Despite its lurid title, Corridors of Blood (1958) is really a very serious picture that derives its horrors from the combined specters of Victorian surgical theater, drug addiction, and coldly calculated murder. This Dickensian medical chiller from director Robert Day stars genre heavyweights Boris Karloff and Christopher Lee, which is reason enough to see the movie for most classic horror fans, but it also offers a compelling combination of the themes that inform earlier films like The Body Snatcher (1945) and the many adaptations of Dr. Jekyll and Mr. Hyde. In its merger of murderous Burke & Hare shenanigans with de casibus tragedy, Corridors of Blood creates a surprisingly thoughtful meditation on the many Faustian bargains that Victorian medical practitioners were forced to make in order to advance their scientific knowledge and our own common good.
Karloff stars as benevolent surgeon Thomas Bolton, who strives to pioneer a technique for painless surgery by experimenting with forms of anesthesia. His professional peers doubt the practicality of Bolton’s work, but the doctor devotes himself to his research and becomes his own test subject for various opiate mixtures, to which he inevitably becomes addicted. While Bolton’s son, Jonathan (Francis Matthews), and niece, Susan (Betta St. John), worry over his increasing exhaustion and drug dependence, the proprietor of a seedy tavern sees Bolton’s distress as an opportunity to get falsified death certificates for murder victims being sold as cadavers to the local hospital.
Throughout the film, Karloff’s protagonist moves back and forth between two worlds. His friends and family tell him that he belongs in the respectable circle of well-off Victorian physicians, but he feels drawn to the shadowy underworld of extreme poverty, first by his commitment to heal the sick and later by his addiction. Like Dr. Jekyll, Bolton does not remember his actions while under the influence of his drugs, but Bolton never really becomes a monster during these breaks, even though his need for more chemicals does ultimately make him a criminal. What we as viewers realize is that the two worlds are far closer to one another than they originally seem. The operating room relies on desperate poor people for its surgical demonstrations, in which screaming, bleeding patients become edifying spectacles for wealthy men of privilege. The hospital’s autopsies depend on a constant supply of fresh corpses, which arrive from the ranks of the poor with very few questions asked about their origin. Bolton’s excursions into the darker world are discouraged by his peers because they lay bare the unsavory fact that “civilized” society exists on top and at the expense of its outcasts.

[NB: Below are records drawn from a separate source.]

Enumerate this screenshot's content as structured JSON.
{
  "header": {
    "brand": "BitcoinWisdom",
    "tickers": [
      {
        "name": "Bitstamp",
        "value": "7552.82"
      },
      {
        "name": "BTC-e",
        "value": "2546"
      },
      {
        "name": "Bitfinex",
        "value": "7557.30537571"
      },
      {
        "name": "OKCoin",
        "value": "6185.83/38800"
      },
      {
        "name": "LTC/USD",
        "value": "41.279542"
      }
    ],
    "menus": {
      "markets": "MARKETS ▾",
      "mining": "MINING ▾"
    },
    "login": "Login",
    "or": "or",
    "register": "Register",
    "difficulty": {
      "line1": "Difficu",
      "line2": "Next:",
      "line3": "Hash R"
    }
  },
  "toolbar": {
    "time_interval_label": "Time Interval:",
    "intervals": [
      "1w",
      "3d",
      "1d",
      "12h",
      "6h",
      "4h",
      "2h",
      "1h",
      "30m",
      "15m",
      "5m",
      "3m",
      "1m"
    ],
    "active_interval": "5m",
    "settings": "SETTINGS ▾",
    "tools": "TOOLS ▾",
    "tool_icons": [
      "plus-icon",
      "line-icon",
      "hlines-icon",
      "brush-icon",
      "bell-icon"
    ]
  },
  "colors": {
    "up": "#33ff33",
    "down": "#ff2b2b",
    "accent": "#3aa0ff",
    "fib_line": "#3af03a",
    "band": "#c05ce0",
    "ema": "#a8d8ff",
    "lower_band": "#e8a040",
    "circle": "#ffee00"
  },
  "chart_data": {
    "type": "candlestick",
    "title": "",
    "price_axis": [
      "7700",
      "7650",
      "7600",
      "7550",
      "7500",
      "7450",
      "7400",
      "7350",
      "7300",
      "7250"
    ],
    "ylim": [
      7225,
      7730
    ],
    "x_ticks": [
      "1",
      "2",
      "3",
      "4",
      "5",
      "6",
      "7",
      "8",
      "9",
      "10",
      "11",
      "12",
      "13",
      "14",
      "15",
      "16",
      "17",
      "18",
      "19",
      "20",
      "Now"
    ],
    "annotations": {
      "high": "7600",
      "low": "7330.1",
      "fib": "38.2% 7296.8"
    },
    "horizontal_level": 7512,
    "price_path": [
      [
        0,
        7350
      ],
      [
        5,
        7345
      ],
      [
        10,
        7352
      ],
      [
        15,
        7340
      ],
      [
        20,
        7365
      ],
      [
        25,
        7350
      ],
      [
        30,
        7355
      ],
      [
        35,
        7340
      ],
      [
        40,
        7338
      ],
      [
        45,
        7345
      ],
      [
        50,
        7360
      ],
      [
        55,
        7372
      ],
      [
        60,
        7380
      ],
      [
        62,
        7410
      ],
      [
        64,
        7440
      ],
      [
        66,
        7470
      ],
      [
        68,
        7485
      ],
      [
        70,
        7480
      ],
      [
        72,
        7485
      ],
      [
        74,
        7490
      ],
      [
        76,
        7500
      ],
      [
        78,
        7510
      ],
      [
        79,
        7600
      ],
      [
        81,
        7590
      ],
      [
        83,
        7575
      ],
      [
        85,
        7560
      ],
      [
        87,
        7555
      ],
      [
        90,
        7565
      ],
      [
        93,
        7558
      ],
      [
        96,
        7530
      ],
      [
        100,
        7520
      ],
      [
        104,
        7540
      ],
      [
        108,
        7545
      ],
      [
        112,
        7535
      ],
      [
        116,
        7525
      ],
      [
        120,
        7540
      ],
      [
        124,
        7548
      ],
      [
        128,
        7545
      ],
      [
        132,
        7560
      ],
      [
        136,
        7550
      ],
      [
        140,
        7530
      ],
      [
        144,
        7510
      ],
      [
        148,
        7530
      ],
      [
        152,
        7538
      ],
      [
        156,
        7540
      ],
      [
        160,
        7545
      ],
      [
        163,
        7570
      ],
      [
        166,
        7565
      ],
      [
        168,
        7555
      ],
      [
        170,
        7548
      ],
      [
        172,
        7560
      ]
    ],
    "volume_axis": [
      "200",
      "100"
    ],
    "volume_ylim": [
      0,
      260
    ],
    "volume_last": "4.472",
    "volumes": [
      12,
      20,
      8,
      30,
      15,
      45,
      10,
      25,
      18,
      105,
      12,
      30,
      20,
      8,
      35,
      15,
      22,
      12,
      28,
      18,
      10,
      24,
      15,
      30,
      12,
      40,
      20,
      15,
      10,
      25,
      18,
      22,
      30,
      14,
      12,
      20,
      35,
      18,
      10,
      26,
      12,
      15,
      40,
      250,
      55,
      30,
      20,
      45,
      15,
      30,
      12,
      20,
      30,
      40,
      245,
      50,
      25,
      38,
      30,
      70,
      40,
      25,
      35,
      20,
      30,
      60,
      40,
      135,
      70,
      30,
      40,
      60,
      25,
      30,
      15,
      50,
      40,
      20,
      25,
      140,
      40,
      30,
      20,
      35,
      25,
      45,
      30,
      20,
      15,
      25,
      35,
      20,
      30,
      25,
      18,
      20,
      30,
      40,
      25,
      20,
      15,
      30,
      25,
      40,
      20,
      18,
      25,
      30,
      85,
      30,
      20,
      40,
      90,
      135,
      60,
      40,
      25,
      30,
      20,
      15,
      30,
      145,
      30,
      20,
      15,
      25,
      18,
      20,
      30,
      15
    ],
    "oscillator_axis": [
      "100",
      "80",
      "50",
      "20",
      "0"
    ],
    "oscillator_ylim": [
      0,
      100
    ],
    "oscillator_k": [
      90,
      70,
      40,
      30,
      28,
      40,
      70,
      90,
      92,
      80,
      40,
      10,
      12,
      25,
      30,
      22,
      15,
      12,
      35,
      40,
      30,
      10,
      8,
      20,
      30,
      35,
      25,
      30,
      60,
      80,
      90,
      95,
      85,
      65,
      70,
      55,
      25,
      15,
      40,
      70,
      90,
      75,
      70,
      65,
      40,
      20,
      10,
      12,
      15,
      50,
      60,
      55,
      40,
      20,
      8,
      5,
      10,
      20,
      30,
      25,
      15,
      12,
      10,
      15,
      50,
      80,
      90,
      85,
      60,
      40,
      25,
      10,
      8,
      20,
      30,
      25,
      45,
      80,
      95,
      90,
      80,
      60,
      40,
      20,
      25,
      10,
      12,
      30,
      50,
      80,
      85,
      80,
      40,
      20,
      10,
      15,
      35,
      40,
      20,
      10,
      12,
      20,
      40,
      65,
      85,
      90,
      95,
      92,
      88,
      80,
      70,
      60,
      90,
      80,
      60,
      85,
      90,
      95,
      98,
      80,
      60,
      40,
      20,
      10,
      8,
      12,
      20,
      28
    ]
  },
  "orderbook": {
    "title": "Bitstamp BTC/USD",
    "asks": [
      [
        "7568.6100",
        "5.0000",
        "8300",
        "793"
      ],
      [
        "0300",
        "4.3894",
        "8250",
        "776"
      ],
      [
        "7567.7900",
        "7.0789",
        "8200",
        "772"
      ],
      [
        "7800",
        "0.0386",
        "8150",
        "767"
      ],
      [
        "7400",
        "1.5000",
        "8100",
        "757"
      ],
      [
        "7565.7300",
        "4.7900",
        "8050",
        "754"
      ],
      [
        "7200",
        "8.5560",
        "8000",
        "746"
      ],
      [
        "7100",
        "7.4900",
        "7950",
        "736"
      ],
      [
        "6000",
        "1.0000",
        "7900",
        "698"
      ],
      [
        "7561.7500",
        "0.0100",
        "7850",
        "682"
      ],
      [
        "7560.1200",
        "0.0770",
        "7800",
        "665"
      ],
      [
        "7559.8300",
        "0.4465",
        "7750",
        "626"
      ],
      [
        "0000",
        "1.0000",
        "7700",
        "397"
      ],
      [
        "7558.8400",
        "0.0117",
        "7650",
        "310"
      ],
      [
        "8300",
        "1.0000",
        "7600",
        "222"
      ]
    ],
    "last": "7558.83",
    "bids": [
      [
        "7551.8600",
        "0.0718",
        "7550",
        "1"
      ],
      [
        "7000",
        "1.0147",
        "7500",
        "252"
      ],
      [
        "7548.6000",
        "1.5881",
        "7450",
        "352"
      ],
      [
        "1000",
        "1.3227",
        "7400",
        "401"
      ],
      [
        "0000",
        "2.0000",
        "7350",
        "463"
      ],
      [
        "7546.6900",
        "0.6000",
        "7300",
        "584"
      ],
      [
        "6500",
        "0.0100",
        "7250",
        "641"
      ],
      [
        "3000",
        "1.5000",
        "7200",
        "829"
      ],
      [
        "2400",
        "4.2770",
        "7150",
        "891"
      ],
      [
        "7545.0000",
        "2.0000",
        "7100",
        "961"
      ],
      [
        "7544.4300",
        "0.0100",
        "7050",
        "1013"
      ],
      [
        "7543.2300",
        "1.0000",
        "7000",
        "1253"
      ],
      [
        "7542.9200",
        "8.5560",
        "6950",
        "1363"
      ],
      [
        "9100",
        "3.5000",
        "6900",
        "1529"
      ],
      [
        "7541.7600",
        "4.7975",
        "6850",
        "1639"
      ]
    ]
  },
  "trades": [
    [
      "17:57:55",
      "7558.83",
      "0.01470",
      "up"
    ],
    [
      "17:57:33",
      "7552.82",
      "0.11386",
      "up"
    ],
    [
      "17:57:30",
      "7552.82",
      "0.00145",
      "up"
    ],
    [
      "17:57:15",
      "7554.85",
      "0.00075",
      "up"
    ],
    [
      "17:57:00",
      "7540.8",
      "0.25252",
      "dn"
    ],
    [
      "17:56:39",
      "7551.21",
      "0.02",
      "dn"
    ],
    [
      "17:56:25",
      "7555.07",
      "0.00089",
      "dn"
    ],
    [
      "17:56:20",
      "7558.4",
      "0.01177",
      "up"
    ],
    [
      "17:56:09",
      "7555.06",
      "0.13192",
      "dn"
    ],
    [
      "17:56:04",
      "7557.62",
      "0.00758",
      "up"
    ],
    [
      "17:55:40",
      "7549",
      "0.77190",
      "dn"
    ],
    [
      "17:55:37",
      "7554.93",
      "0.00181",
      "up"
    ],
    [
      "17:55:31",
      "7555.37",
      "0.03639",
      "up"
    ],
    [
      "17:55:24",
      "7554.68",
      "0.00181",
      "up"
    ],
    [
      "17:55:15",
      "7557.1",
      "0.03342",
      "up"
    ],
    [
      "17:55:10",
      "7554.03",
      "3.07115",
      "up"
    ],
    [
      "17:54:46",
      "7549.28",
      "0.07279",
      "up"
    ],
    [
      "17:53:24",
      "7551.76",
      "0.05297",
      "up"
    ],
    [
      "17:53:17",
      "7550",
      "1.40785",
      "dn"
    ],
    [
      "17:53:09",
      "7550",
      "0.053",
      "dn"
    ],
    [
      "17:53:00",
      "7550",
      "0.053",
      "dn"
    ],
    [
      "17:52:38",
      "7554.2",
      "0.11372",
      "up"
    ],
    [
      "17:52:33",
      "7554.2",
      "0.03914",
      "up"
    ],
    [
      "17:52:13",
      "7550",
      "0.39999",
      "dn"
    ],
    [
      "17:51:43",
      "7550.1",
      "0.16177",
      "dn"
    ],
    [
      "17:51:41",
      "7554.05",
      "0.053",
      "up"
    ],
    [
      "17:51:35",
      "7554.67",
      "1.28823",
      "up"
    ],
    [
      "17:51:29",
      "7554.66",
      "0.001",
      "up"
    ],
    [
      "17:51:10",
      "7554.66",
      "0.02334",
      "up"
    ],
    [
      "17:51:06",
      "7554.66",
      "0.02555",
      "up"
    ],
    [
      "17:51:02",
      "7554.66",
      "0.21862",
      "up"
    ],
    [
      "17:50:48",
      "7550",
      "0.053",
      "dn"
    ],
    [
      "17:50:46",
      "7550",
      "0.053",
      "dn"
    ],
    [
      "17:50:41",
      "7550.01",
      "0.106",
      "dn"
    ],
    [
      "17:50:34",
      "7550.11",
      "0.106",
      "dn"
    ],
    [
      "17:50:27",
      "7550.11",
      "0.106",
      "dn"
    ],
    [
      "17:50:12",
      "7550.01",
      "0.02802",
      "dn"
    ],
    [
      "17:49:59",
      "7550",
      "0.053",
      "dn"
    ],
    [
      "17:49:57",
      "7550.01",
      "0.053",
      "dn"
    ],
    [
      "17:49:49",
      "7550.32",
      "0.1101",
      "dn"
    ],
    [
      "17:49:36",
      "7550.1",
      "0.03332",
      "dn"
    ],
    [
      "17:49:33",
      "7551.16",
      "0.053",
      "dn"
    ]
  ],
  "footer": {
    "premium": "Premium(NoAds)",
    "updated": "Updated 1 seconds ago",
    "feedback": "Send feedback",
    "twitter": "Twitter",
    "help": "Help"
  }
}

That is not to suggest that the residents of the Seven Dials are angelic martyrs. The film presents them as dangerous people, a strange menagerie of rejects, sharpers, and thieves. They are part Beggar’s Opera and part Oliver Twist, a dirty but cunning lot ready to murder one another for a mere handful of coins. Francis de Wolff has the largest role among them as Black Ben, the Falstaffian barkeep, but Christopher Lee’s Resurrection Joe is certainly the scariest. Joe provides cadavers for the hospital by suffocating drunks with a pillow, although he’s equally willing to employ a knife when the occasion permits. Without the heavy makeup of Dracula or the Frankenstein monster, Lee still manages to be truly terrifying, especially in his climactic scenes with Karloff. If Karloff’s character is a Faustian type, then Ben and Joe are his devils, a thought that gives extra import to their insistence that Bolton repeatedly sign his name to further their black plans.
Be sure to note Finlay Currie and Adrienne Corri in supporting roles as the medical superintendent and Black Ben’s partner, Rachel. See more of Christopher Lee’s work from this period in The Curse of Frankenstein (1957), Horror of Dracula (1958), and The Mummy (1959). Karloff’s other films from the late 1950s include Voodoo Island (1957), The Haunted Strangler (1958), and Frankenstein - 1970 (1958), although you should certainly catch his turn as the resurrection man in The Body Snatcher (1945) for the sake of comparison. Finlay Currie is best remembered as the truly Dickensian Magwitch in the 1946 adaptation of Great Expectations, while Adrienne Corri also appears in A Clockwork Orange (1971) and Vampire Circus (1972). For more from director Robert Day, try The Green Man (1956) and She (1965).
You'll find Corridors of Blood streaming on Hulu Plus as part of the Criterion Collection. Even on streaming, the crisp Criterion edition gorgeously displays the moody black-and-white cinematography that is a big part of this film's atmospheric appeal.